Si uno se coloca frente a la portada de la catedral de Cuenca y la observa, la primera tentación es salir huyendo no vaya a ser que aquella tan vertical tarta se te desplome más arriba del cuello; pero si logramos soportar la "merdada estética" y desviamos luego la mirada hasta las hondonadas del Huécar, notaremos como aquellos farallones geológicos nos devuelven a la vida necesaria.

Cuenca es una gema colocada en tierra de nadie por señores feudales en la alta Edad Media que aguanta los volcanes de los siglos sin ningún lamento.
Claro que si le preguntamos a nuestros sabios más recientes te dirán que Cuenca resiste porque allí por no pasar, ni pasó la guerra. Y pudieran tener
su razón. Pero lo cierto es que fue abandonada en el siglo pasado y aún antes. Tan a la intemperie se vio a mediados de la pasada centuria -cuando
toda España era la Edad Media- que un grupo de artistas, depositarios de toda la amargura y rebeldía de la España vencida, se instaló en sus solares
atestados de perros y malas yerbas para hacer arte abstracto contra la tiranía.

Llegaron a crecer tan altos que lograron alcanzar parecido reconocimiento que algunos renacentistas lograron en Florencia o los expresionistas (y
secuelas) obtuvieron en París: cambiar la cara de la ciudad con el talento de sus colores estampados en los lienzos o izado en sus esculturas. Cuenca resiste el abandono a cañonazos de la España de las Castillas, y mucho más allá, gracias al dolor militante de Antonio Saura, las momias guanches como misiles envueltas en arpillera de Manolo Millares y los cielos sin límite de Zobel. Pero también el muro inexpugnable de la pobreza que pinta Tapies protege el lienzo de su muralla imaginaria que mira al noreste, mientras Chillida se sienta sobre el esparto de la España triturada como un dios al que hablamos de tú.
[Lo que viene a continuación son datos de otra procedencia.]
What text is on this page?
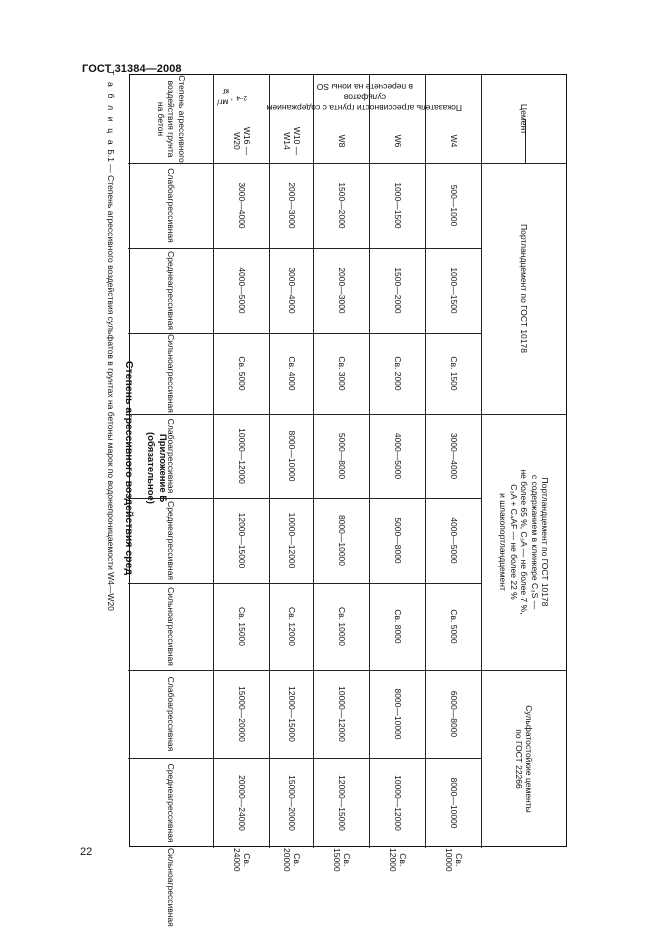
ГОСТ 31384—2008
Приложение Б
(обязательное)
Степень агрессивного воздействия сред
Цемент
Показатель агрессивности грунта с содержанием сульфатов
в пересчете на ионы SO
2−
4
, мг/кг
Степень агрессивного
воздействия грунта на бетон
W4
W6
W8
W10 — W14
W16 — W20
Портландцемент по ГОСТ 10178
Портландцемент по ГОСТ 10178
с содержанием в клинкере C₃S —
не более 65 %, C₃A — не более 7 %,
C₃A + C₄AF — не более 22 %
и шлакопортландцемент
Сульфатостойкие цементы
по ГОСТ 22266
500—1000
1000—1500
1500—2000
2000—3000
3000—4000
Слабоагрессивная
1000—1500
1500—2000
2000—3000
3000—4000
4000—5000
Среднеагрессивная
Св. 1500
Св. 2000
Св. 3000
Св. 4000
Св. 5000
Сильноагрессивная
3000—4000
4000—5000
5000—8000
8000—10000
10000—12000
Слабоагрессивная
4000—5000
5000—8000
8000—10000
10000—12000
12000—15000
Среднеагрессивная
Св. 5000
Св. 8000
Св. 10000
Св. 12000
Св. 15000
Сильноагрессивная
6000—8000
8000—10000
10000—12000
12000—15000
15000—20000
Слабоагрессивная
8000—10000
10000—12000
12000—15000
15000—20000
20000—24000
Среднеагрессивная
Св. 10000
Св. 12000
Св. 15000
Св. 20000
Св. 24000
Сильноагрессивная
Т а б л и ц а Б.1 — Степень агрессивного воздействия сульфатов в грунтах на бетоны марок по водонепроницаемости W4—W20
22
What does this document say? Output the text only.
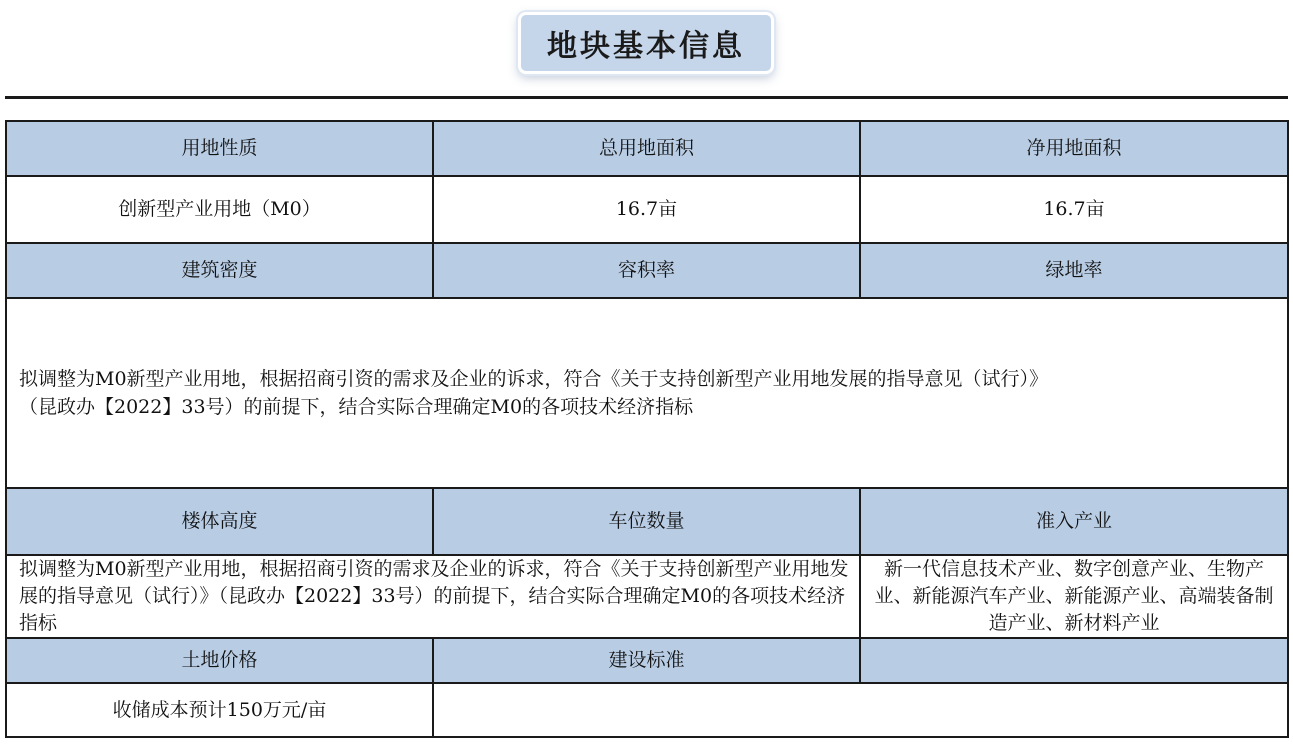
地块基本信息
用地性质	总用地面积	净用地面积
创新型产业用地（M0）	16.7亩	16.7亩
建筑密度	容积率	绿地率

拟调整为M0新型产业用地，根据招商引资的需求及企业的诉求，符合《关于支持创新型产业用地发展的指导意见（试行）》
（昆政办【2022】33号）的前提下，结合实际合理确定M0的各项技术经济指标		

楼体高度	车位数量	准入产业
拟调整为M0新型产业用地，根据招商引资的需求及企业的诉求，符合《关于支持创新型产业用地发展的指导意见（试行）》（昆政办【2022】33号）的前提下，结合实际合理确定M0的各项技术经济指标		新一代信息技术产业、数字创意产业、生物产业、新能源汽车产业、新能源产业、高端装备制造产业、新材料产业
土地价格	建设标准	
收储成本预计150万元/亩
Cuenca es el museo de arte abstracto español, la resistencia ibérica de sus vecinos y la buena despensa; una ciudad que se resiste a hincar la rodilla para que le den la puntilla y pide que amplíen su museo y que sus calles, plazas, miradores y restaurantes se llenen de turistas fotógrafos y cronistas. No quiere vivir de la memoria y las nostalgias y así, algunos han decido hacer causa común y lanzan cartas como la del Figón del Huécar (www.figondelhuecar.es)

Visitar el museo es asistir a la historia más precisa de la España desbastada por la guerra y la dictadura luego. Escuchando su aullido, uno echa de menos que nadie haya reunido aún la palabra de nuestros poetas de esta época años para que reciten el latido de aquel tiempo aunque fuera en el resbalón de un cementerio mirando al mar. Si 40.000 personas al año leyeran un poema de Ángel González, un endecasílabo exagerado de Gil de Biezma, el consejo al oído de José Agustín Goytisolo o acaso notaran la tórrida mirada de Gamoneda sobre la sangre recién vertida en el río Bernesga, la esperanza batallaría contra el abandono y la soledad de gran parte de España.

Los periódicos y los políticos claman a diario por la España que se desintegra, pero ni una lágrima vierten por la España abandonada. Pero sus restaurantes sirven zarajos, morteruelo, mojete, migas rurelas, alaju, rosquillas de anís, resoli... ¿Porqué no tiramos de ese sedal también?